There is a global war on journalism – By John Pilger
Some quotes ....... a rather lengthy interview but he makes a lot of good points:
The political editor of one of Murdoch’s papers, The Sunday Telegraph, watched as her house was ransacked and her personal belongings, intimate belongings, rifled. She had reported on the extent of official spying on Australians by the Australian government. Something similar has happened in France where [President Emmanuel] Macron’s police have moved against journalists on the magazine, Disclose.
Assange predicted this while he was being smeared and abused. He was saying that the world was changing and that so-called liberal democracies were becoming autocracies. A democracy that sends its police against journalists and carries away their notes and hard drives simply because those journalists have revealed what governments have not wanted people to know is not a democracy.
..... and:
Let’s look at who is actually in the crosshairs. WikiLeaks co-published the Afghanistan and Iraq War Logs in 2010, in collaboration with a range of media organizations: Der Spiegel in Germany, The New York Times, the Guardian and Espresso. The co-publishers of the Iraq material were also Al Jazeera, Le Monde, the Bureau of Investigative Journalism in London, Channel 4’s “Dispatches” in London, the Iraq Body Count project in the U.K., RUV (Iceland), SVT (Sweden) and so it goes on.

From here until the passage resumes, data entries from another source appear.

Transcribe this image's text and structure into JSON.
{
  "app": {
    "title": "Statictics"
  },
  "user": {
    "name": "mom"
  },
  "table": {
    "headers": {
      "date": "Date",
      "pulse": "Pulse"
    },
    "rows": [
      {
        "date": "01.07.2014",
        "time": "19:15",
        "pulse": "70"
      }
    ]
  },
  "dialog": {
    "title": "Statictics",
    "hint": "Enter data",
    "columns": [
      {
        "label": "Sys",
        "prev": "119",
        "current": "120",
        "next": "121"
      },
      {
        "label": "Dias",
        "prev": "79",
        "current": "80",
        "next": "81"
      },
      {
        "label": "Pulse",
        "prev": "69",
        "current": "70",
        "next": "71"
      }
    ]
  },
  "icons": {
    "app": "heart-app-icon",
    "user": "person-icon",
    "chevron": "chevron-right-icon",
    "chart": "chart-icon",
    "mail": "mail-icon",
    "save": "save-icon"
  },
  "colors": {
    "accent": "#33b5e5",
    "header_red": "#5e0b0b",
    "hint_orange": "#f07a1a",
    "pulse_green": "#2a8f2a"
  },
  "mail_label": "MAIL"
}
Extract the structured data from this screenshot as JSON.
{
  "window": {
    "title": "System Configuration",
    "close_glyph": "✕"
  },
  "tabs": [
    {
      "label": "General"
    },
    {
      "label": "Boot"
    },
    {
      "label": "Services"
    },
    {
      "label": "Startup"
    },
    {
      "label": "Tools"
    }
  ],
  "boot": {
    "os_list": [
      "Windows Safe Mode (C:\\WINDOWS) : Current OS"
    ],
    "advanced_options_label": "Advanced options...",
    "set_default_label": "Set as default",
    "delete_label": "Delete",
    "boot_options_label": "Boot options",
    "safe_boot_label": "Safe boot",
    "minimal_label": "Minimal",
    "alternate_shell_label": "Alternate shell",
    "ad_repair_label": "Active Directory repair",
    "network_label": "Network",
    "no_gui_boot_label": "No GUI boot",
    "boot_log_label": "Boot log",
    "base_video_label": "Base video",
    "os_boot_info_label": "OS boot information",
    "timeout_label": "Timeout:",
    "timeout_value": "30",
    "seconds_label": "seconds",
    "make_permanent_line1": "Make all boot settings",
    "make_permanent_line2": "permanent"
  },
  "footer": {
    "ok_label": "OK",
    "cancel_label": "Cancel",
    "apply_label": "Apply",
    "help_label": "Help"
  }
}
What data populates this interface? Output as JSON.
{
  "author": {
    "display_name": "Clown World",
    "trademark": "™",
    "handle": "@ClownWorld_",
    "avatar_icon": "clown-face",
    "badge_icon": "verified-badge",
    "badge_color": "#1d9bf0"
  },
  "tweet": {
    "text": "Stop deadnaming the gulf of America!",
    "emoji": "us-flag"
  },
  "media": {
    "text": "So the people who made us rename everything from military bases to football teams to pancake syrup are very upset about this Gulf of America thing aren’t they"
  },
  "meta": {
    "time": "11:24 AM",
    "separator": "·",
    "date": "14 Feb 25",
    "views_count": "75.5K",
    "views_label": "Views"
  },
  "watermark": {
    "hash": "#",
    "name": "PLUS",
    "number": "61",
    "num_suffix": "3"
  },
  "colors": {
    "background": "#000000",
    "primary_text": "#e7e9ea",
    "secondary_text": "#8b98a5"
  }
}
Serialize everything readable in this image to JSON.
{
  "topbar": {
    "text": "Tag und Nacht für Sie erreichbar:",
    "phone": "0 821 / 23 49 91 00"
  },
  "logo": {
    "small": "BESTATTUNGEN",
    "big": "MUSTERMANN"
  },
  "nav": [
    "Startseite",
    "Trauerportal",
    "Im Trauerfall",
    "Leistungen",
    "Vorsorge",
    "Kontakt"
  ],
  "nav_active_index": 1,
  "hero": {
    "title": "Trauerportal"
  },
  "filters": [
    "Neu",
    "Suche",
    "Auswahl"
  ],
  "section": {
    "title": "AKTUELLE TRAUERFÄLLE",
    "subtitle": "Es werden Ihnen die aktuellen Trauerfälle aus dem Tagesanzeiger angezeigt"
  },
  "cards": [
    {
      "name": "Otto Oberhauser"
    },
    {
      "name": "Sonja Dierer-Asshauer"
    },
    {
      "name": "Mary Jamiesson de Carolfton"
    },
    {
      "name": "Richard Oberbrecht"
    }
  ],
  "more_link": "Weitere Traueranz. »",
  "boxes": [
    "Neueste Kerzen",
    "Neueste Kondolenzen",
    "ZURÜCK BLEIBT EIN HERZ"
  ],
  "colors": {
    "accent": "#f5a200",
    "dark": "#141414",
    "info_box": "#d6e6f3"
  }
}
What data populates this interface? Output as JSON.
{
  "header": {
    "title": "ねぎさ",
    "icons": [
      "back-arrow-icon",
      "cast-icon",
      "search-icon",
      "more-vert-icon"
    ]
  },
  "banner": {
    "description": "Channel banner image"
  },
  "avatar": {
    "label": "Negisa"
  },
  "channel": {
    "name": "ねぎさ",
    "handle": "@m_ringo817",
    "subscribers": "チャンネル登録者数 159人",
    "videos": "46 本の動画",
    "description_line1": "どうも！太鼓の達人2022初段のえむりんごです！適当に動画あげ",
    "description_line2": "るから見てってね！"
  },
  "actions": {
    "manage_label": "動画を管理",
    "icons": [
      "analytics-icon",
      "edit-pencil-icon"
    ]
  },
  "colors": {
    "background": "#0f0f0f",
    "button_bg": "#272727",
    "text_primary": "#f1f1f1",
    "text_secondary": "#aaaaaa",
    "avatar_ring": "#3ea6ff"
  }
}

There’s a list of individual journalists who reported this and worked with Assange. They echoed his work; they were collaborators in the literal sense. I’m looking at a list right now: On The New York Times there is Mark Mazzetti, Jane Perlez, Eric Schmitt, Andrew W. Lehren, C. J. Chivers, Carlotta Gall, Jacob Harris, Alan McLean. On the Guardian there is Nick Davies, David Leigh, Declan Walsh, Simon Tisdall … and so it goes on. All these journalists are in the crosshairs. I don’t believe that many will find themselves in the dire straits in which Julian Assange finds himself because they don’t present a danger to the system that has reacted against Assange and Chelsea Manning; but they have, prima facie, committed the same “crime,” that is, publishing documents that the U.S. government did not want made public. In other words, they are as “guilty” as Assange of journalism.